A semi-Lagrangian meshfree lattice Boltzmann method for incompressible two-phase flows

Abstract

A new numerical method, which is based on the coupling between semi-Lagrangian meshfree method and two-phase lattice Boltzmann (LB) model, is developed for incompressible two-phase flows. Two LB equations, one is for solving the Cahn-Hilliard equation for capturing interface and the other is for solving the two-phase Navier-Stokes equations for flow field, are involved. In view of the pure convection property of the LB equations, the semi-Lagrangian meshfree method we proposed before is used to solve them. This is a fully meshfree method that inherits all the distinct advantages of meshfree method and traditional LB method. Firstly, it generalizes the LB method to the meshfree case and breaks through the limitation of uniform mesh.
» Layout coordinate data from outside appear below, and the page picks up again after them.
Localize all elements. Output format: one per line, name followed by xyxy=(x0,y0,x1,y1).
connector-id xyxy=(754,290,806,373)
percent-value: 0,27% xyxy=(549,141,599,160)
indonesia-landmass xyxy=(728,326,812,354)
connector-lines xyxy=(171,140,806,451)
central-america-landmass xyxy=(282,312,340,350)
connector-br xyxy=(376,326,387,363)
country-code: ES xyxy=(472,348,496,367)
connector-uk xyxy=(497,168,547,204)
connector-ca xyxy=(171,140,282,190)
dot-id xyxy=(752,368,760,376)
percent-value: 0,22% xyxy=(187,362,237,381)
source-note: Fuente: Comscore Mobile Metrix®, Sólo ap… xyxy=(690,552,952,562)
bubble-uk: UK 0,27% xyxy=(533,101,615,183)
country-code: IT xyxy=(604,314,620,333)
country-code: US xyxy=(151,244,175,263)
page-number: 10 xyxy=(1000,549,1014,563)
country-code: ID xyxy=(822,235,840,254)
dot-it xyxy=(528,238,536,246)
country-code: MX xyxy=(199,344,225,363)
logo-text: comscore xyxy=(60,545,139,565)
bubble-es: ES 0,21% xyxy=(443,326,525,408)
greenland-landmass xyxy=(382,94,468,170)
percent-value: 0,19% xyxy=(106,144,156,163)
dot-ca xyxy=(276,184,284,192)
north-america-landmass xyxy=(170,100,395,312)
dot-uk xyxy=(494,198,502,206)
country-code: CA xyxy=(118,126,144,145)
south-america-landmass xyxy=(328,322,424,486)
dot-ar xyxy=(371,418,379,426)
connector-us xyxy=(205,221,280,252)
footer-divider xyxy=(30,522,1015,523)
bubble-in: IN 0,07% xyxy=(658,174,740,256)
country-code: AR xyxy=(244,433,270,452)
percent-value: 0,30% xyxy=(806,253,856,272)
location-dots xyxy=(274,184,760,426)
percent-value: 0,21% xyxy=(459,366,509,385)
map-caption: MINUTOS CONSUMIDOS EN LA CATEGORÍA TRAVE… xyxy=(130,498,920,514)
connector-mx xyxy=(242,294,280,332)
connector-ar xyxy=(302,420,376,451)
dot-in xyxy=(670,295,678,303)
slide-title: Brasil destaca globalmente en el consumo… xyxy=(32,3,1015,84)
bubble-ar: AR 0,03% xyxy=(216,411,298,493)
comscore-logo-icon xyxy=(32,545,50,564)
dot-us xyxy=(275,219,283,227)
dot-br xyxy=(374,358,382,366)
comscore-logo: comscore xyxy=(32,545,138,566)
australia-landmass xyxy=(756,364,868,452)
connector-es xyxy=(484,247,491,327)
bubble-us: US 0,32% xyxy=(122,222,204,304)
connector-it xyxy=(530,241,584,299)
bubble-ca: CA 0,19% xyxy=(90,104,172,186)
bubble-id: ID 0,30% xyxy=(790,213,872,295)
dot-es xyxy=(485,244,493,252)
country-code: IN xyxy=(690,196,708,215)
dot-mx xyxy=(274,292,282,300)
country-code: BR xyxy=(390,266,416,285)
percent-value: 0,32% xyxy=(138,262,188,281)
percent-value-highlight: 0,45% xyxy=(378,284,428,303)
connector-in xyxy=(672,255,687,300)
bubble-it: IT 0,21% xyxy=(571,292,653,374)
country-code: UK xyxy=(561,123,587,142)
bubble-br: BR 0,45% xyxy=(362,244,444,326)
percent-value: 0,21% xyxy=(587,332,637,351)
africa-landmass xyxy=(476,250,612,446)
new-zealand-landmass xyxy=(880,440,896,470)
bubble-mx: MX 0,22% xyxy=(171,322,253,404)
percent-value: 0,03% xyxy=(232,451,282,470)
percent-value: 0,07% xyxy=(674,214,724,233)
Secondly, it eliminates the coupling of temporal and spatial step sizes and thus is easier to meeting specified accuracy requirements. Thirdly, it gives full play to the advantages of LB model in interface capture and parallel computation. Finally, it can solve two-phase flow problems in complex geometric domains by using non-uniform spatial discretization, and maintain high accuracy and stability. Three benchmark tests show the new method possesses an excellent mass conservation ability on both uniform and non-uniform node arrangements. Subsequently, the method is applied to several two-phase flow problems by using non-uniform meshfree nodes. The results agree very well with the analytical or reference solutions even for the rather extreme simulation cases. The good performance of this method suggests it is a powerful tool for solving two-phase flows.